У Юнги после падения в полиграфию с удовольствием получается пнуть и за хена, и за себя лично. Два раза.
Тэ выползает из подкроватной пещеры и сразу идет умываться, потому что он, конечно, хорош и с паутиной на голове, но комья свалявшейся пыли, повисшей на ресницах, грозят обернуться аллергическими слезами и соплями.
— Вот это что у тебя за хуйня? — продолжает стратегическое наступление на беспорядок генерал Джин.
— Это креслице…
— Какое креслице? Нахуя ты его сюда припер?
— Где ты его взял вообще, господи, — сокрушается Намджун, разглядывая складной охотничий стул, в который кто-то садился настолько неоднократно, что стул не выдержал и покончил жизнь саморазрушением.
— На фотошуте к Her… не трогай креслице…
— Оно перестало быть «креслицем» примерно на второй согнутой ножке… — безжалостно засовывает превратившийся в набор деталей стул в мусорный пакет Шуга.
— Мольберт тебе нахуя? — аккуратно обходит Джун вокруг чего-то страшно громоздкого и увешанного тряпьем. — Это же ведь мольберт?
— Это он со съемок для Вингз притащил, это я помню… — ухмыляется Чимин. — Вдвоем тащили…
— Как это зачем? — возмущается Чонгук. — Мольберт — чтобы рисовать.
— Ты рисуешь в скетчбуках, макнэ.

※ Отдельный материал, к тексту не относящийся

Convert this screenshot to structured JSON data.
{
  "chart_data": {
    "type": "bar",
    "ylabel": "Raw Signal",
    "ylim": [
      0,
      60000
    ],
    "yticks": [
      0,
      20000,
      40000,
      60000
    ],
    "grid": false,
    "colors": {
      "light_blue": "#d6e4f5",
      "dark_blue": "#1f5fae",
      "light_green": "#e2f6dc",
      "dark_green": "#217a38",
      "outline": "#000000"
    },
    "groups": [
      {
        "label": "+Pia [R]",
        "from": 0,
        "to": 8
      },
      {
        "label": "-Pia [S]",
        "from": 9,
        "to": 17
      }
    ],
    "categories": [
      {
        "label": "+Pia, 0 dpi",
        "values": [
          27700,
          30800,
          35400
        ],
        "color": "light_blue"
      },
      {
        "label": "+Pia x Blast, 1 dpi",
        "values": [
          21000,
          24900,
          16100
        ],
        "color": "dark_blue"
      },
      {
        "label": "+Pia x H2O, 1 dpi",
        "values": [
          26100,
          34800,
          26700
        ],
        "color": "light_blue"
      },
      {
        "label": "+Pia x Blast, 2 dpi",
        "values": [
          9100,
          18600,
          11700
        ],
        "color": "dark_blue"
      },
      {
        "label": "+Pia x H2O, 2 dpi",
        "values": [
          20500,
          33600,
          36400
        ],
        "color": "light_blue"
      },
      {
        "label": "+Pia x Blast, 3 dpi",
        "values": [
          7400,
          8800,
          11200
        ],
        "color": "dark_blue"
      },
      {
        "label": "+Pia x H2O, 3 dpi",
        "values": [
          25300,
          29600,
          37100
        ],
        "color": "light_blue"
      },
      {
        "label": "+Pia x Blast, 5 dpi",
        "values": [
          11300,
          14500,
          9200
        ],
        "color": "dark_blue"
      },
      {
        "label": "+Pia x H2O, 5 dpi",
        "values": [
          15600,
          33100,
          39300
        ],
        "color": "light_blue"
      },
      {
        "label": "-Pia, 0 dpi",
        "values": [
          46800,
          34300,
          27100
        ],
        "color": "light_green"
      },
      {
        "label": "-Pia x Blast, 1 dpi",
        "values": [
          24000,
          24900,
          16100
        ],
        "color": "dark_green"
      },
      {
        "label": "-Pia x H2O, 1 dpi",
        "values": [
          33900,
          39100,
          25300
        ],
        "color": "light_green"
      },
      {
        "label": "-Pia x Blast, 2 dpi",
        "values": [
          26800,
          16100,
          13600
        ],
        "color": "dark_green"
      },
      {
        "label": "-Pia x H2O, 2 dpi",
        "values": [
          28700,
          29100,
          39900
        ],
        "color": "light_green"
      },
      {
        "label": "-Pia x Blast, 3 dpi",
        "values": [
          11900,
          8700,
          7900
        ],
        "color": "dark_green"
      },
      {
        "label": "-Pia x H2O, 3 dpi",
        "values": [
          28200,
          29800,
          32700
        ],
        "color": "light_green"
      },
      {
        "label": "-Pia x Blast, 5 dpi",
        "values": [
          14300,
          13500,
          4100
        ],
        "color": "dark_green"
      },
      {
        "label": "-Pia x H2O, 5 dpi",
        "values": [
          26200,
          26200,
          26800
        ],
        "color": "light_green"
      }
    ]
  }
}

А это у тебя — вешалка для полотенец… — наставительно вещает старший хен.
— А вешалка для полотенец не должна занимать полкомнаты, ребенок… — поддакивает Намджун.
Чонгук надувается как пузырь и заползает на кровать в надежде пересидеть это смутное время уборки в уголке среди подушек.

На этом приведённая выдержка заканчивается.